L’addio commosso di Ama e la successione impossibile
Edizione dei record, share mai così alto. Un dono avvelenato per chi verrà dopo: sarà impossibile superare gli ascolti. Un bilancio dei cinque anni targati “Amarello”
Addio Sanremo bella, gli Amarello salutano il Festival dopo il piano quinquennale che ha rifondato il Natale della tivù italiana. La domanda dunque – restiamo dalle parti della rivoluzione d’ottobre – è Che fare? Dopo la percentuale bulgara di ascolti nella serata delle cover (67% di share, il dato più alto da quando esiste la rilevazione Auditel, 1987) chiunque prenderà in mano il carrozzone del Festival porterà sulle spalle una croce pesantissima: après Amà le déluge .
L’EREDITÀ di Amadeus e Fiorello, che ieri hanno salutato l’ariston non senza commozione, è praticamente irricevibile. Il Festival è una bolla che in questi anni si è gonfiata a dismisura ed è quasi fatale che il suo destino sia scoppiare. Si vede plasticamente anche nelle strade di Sanremo: ormai non si passa più da nessuna parte, nemmeno con il pass stampa, ci sono posti di blocco ovunque, cani antidroga, varchi e metal detector anche per andare in bagno. Nemmeno al G7. E qui sta il paradosso di Sanremo: è il nulla con tutto e tutti (perché tutti vogliono esserci) intorno. La cittadina decadente appoggialegge ta sul mare come una sirena invecchiata, ogni anno si mette il vestito della festa, e ogni anno ha più cerone che lustrini.

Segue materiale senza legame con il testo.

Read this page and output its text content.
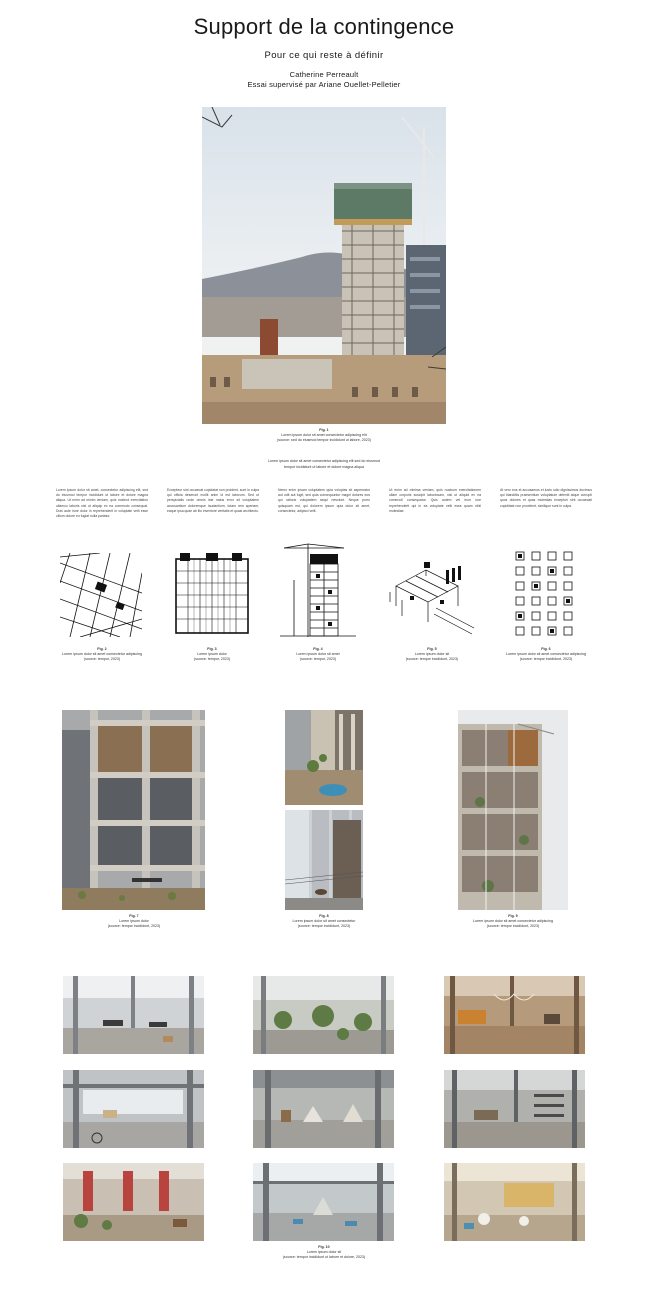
Support de la contingence
Pour ce qui reste à définir
Catherine Perreault
Essai supervisé par Ariane Ouellet-Pelletier
Fig. 1
Lorem ipsum dolor sit amet consectetur adipiscing elit
(source: sed do eiusmod tempor incididunt ut labore, 2023)
Lorem ipsum dolor sit amet consectetur adipiscing elit sed do eiusmod
tempor incididunt ut labore et dolore magna aliqua
Lorem ipsum dolor sit amet, consectetur adipiscing elit, sed do eiusmod tempor incididunt ut labore et dolore magna aliqua. Ut enim ad minim veniam, quis nostrud exercitation ullamco laboris nisi ut aliquip ex ea commodo consequat. Duis aute irure dolor in reprehenderit in voluptate velit esse cillum dolore eu fugiat nulla pariatur.
Excepteur sint occaecat cupidatat non proident, sunt in culpa qui officia deserunt mollit anim id est laborum. Sed ut perspiciatis unde omnis iste natus error sit voluptatem accusantium doloremque laudantium, totam rem aperiam, eaque ipsa quae ab illo inventore veritatis et quasi architecto.
Nemo enim ipsam voluptatem quia voluptas sit aspernatur aut odit aut fugit, sed quia consequuntur magni dolores eos qui ratione voluptatem sequi nesciunt. Neque porro quisquam est, qui dolorem ipsum quia dolor sit amet, consectetur, adipisci velit.
Ut enim ad minima veniam, quis nostrum exercitationem ullam corporis suscipit laboriosam, nisi ut aliquid ex ea commodi consequatur. Quis autem vel eum iure reprehenderit qui in ea voluptate velit esse quam nihil molestiae.
At vero eos et accusamus et iusto odio dignissimos ducimus qui blanditiis praesentium voluptatum deleniti atque corrupti quos dolores et quas molestias excepturi sint occaecati cupiditate non provident, similique sunt in culpa.
Fig. 2
Lorem ipsum dolor sit amet consectetur adipiscing
(source: tempor, 2023)
Fig. 3
Lorem ipsum dolor
(source: tempor, 2023)
Fig. 4
Lorem ipsum dolor sit amet
(source: tempor, 2023)
Fig. 5
Lorem ipsum dolor sit
(source: tempor incididunt, 2023)
Fig. 6
Lorem ipsum dolor sit amet consectetur adipiscing
(source: tempor incididunt, 2023)
Fig. 7
Lorem ipsum dolor
(source: tempor incididunt, 2023)
Fig. 8
Lorem ipsum dolor sit amet consectetur
(source: tempor incididunt, 2023)
Fig. 9
Lorem ipsum dolor sit amet consectetur adipiscing
(source: tempor incididunt, 2023)
Fig. 10
Lorem ipsum dolor sit
(source: tempor incididunt ut labore et dolore, 2023)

Il dono che Amadeus ha fatto a Mamma Rai, resuscitando una kermesse moribonda, è in qualche modo avvelenato: anche la raccolta pubblicitaria (quest’anno attorno ai 56 milioni) dovrà misurarsi con l’incertezza della successione. Con questi numeri, nemmeno Amadeus potrebbe riuscire nell’impresa di battere se stesso, come ha sempre fatto finora. Lo dice anche lui: “Sarebbe impossibile”. Motivo in più per chiuderla, stavolta davvero, qui. Di sicuro il giochino dell’allungamento extra-large delle serate finisce con ieri: puntata eterna, un sequestro di persona non proprio rispettoso del pubblico, previsione di chiusura alle 2:40. Mentre Loredana Bertè conquista il premio della critica intitolato alla sorella Mia Martini (e Angelina Mango quello della Sala stampa radio tv), il vincitore è appeso al Sanremellum, una elettorale più bislacca di quelle vere (alla top five si azzera tutto: i grandi elettori sono stampa, radio e televoto, ma in realtà sono decisive le preferenze da casa). Allori a parte, restano gli interrogativi. Per esempio se i buoni numeri dell’audience siano l’unico metro di giudizio. Naturalmente no, la formula della maratona canora con 30 brani in gara – altro record, non positivo – è un plaid che copre la mancanza di coraggio e idee. La musica che gira intorno, i ragazzini davanti alla tv, i Maneskin, il rap, la tribù che balla, le inevitabili polemiche, l’inizio della fine di Chiara Ferragni: tutto questo resterà. Basta?
SI POTREBBE obiettare che dopotutto è una rassegna musicale, ma è una mezza verità: o Sanremo è un evento televisivo o non lo è. Da vedere, in particolare quest’anno, non c’era niente. Certo i co-co di Amadeus (il precariato vige anche all’ariston) se la sono cavata bene, senza però un guizzo o una sorpresa: da Mengoni a Giorgia (due cantanti prestati alla conduzione) passando per la più amata dagli italiani, Lorella Cuccarini, fino a Teresa Mannino, autrice dell’unico pezzo comico. Certo, Fiorello ci ha strappato qualche sorriso, ma la sensazione è che sia stato tutto, inesorabilmente e consapevolmente, anestetizzato: da una Rai sempre in balia delle lotte di potere, dalla politica che vuole la politica fuori dall’ariston (salvo entrarci sistematicamente, perché la vetrina è irresistibile), dal politicamente corretto dell’epoca in cui tutti si offendono, pure per conto terzi. Certo, stanotte si è chiuso un ciclo: è stato e mica per Russell Crowe.